Informatievlaanderen / VSDS-Linked-Data-Interactions

https://informatievlaanderen.github.io/VSDS-Linked-Data-Interactions/
European Union Public License 1.2
4 stars 5 forks source link

performance degradation LDES Client + Repository materialiser #660

Open KVerduyn opened 6 days ago

KVerduyn commented 6 days ago

Performance of the LDIO docker container is slowing down, with excessive memory consumption (10GB+), resulting in docker container dropping out due to heap space isues. Failure is after +/- 5 hours Two pipelines are set up, one from geomobility, one from telraam. Last Logfile is attached.

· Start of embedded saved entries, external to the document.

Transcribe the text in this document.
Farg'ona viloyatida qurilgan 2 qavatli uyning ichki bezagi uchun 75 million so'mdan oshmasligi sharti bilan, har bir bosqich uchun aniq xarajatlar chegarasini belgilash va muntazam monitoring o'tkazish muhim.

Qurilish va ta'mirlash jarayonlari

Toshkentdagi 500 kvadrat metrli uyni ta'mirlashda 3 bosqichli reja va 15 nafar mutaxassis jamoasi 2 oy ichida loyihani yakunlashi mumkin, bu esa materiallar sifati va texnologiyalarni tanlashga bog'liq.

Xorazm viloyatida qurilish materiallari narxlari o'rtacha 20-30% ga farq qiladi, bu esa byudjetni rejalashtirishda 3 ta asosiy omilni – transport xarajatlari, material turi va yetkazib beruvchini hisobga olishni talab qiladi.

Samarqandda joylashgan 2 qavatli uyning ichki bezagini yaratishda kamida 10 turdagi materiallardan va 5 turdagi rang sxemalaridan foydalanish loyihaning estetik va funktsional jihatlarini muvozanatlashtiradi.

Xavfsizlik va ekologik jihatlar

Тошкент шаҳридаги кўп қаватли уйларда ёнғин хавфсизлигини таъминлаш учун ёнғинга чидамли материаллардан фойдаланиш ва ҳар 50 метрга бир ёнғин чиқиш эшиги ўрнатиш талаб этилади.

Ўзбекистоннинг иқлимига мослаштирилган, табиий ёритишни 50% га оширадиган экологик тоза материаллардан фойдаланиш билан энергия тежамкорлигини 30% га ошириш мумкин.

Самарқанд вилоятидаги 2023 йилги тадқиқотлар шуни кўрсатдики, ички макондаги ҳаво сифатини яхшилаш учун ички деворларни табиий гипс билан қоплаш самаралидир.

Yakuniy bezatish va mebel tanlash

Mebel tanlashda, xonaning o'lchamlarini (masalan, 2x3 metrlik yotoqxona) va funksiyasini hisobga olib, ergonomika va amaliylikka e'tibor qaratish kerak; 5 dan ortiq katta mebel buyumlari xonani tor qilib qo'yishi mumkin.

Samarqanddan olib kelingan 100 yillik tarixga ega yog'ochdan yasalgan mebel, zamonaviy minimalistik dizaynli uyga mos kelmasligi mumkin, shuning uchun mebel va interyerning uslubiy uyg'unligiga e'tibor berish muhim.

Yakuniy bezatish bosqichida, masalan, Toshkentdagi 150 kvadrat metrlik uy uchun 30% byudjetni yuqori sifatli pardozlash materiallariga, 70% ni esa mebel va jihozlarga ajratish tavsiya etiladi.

System is running on a hetzner server with 16GB memory on ubuntu linux, shared cpu.

LDES Client.zip

_LDES_Client_Telraam_logs-2.txt

rorlic commented 5 days ago

The issue can be reproduced with the attached configuration (gh-issue-660.zip). The problem lies in the repository materializer (Ldio:RepositoryMaterialiser) because the issue is none existing when using a no-op output (Ldio:NoopOut).

The left part of the graph shows the memory usage with the no-op output. On the right is the heap usage when having both pipelines output to a graph DB using the repository materializer:

image

The beahviour is most-likely due to the repository materializer components using the same graph DB connection. This results is one of the pipelines not being able to send the output to the graph DB. The following queries can be used to check the number of received version objects:

select (Count(?S) as ?telling) FROM <http://geomobility.eu/> where { ?S a <https://implementatie.data.vlaanderen.be/ns/vsds-verkeersmetingen#Verkeerstelling> . }
select (Count(?S) as ?telling) FROM <http://telraam.net/> where { ?S a <https://implementatie.data.vlaanderen.be/ns/vsds-verkeersmetingen#Verkeerstelling> . }

We noticed another (smaller) issue while investigating the above: the output counters are incremented before the members are actually received by the graph DB. This results in a mismatch of the above counts and the prometheus ldio_data_out_total counters. See github issue #661.